Ok, that makes sense. What kind of 'hit ratio' do you get on that
8GB<->6TB of cache? Presumably a subset of that 6TB is more popular
than the rest.
> The rest is there because even with PAE, it's still *much* better
> to cache the files in VM than to pull it from disk. So at any given
> time, we should be able to serve most requests with memory
> operations, rather than disk.
Neat. Actually, apache and rsync use sendfile() dont they? I wonder
if the kernel is clever enough to be able to avoid a bounce-buffer
for sendfile? (though, still your 8GB above 4GB has to be
bounce-buffered).
> fast disks and 64bit scalable architechtures, we have 6Tb of IDE
> disks at the back of it all, with x86 and clever caching in the
> middle - but it turns out to be a lot better value for money than
> alternatives :)
Yes. Value for money is something the 64bit platform vendors dont
seem to appreciate. Though, how much would an IBM iSeries ppc64 box
be? Are they any cheaper than HP or Sun? (And IBM actually support
Linux on ppc64).
> In it's current configuration, ftp.heanet.ie has peaked at
> 444Mbit/sec, and our current requests per second threshold is over
> 1,300. In testing, we've happily saturated it's Gigabit ethernet
> without complaint.
I still bet ya though you could improve greatly on that 444Mbit/s
with decent 64bit hardware.
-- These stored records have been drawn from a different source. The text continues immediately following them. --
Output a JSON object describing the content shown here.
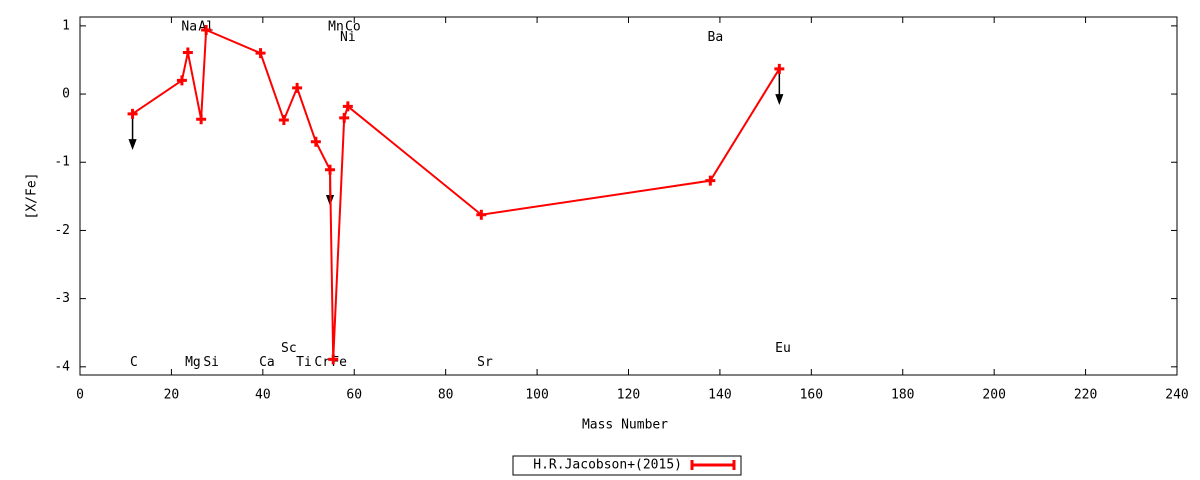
{
  "chart_data": {
    "type": "line",
    "x_label": "Mass Number",
    "y_label": "[X/Fe]",
    "xlim": [
      0,
      240
    ],
    "xticks": [
      0,
      20,
      40,
      60,
      80,
      100,
      120,
      140,
      160,
      180,
      200,
      220,
      240
    ],
    "ylim": [
      -4.12,
      1.13
    ],
    "yticks": [
      -4,
      -3,
      -2,
      -1,
      0,
      1
    ],
    "legend": "bottom",
    "series": [
      {
        "name": "H.R.Jacobson+(2015)",
        "color": "#ff0000",
        "x": [
          11.5,
          22.3,
          23.6,
          26.5,
          27.6,
          39.5,
          44.6,
          47.5,
          51.6,
          54.7,
          55.4,
          57.8,
          58.6,
          87.8,
          137.9,
          153
        ],
        "values": [
          -0.29,
          0.2,
          0.61,
          -0.37,
          0.94,
          0.6,
          -0.38,
          0.09,
          -0.7,
          -1.11,
          -3.89,
          -0.35,
          -0.18,
          -1.77,
          -1.27,
          0.37
        ],
        "upper_limits": [
          true,
          false,
          false,
          false,
          false,
          false,
          false,
          false,
          false,
          true,
          false,
          false,
          false,
          false,
          false,
          true
        ]
      }
    ],
    "annotations": [
      {
        "text": "Na",
        "x": 23.9,
        "y": 0.98
      },
      {
        "text": "Al",
        "x": 27.6,
        "y": 0.98
      },
      {
        "text": "Mn",
        "x": 56,
        "y": 0.98
      },
      {
        "text": "Co",
        "x": 59.7,
        "y": 0.98
      },
      {
        "text": "Ni",
        "x": 58.6,
        "y": 0.83
      },
      {
        "text": "Ba",
        "x": 139,
        "y": 0.83
      },
      {
        "text": "C",
        "x": 11.8,
        "y": -3.94
      },
      {
        "text": "Mg",
        "x": 24.7,
        "y": -3.94
      },
      {
        "text": "Si",
        "x": 28.7,
        "y": -3.94
      },
      {
        "text": "Ca",
        "x": 40.9,
        "y": -3.94
      },
      {
        "text": "Sc",
        "x": 45.7,
        "y": -3.73
      },
      {
        "text": "Ti",
        "x": 49,
        "y": -3.94
      },
      {
        "text": "Cr",
        "x": 53,
        "y": -3.94
      },
      {
        "text": "Fe",
        "x": 56.7,
        "y": -3.94
      },
      {
        "text": "Sr",
        "x": 88.6,
        "y": -3.94
      },
      {
        "text": "Eu",
        "x": 153.8,
        "y": -3.73
      }
    ]
  }
}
Whether its worth the cost of the
inflated prices... :)
Anyway, very neat :)
regards,
--
Paul Jakma paul at clubi.ie paul at jakma.org Key ID: 64A2FF6A
warning: do not ever send email to spam at dishone.st
Fortune:
Real computer scientists don't program in assembler. They don't write
in anything less portable than a number two pencil.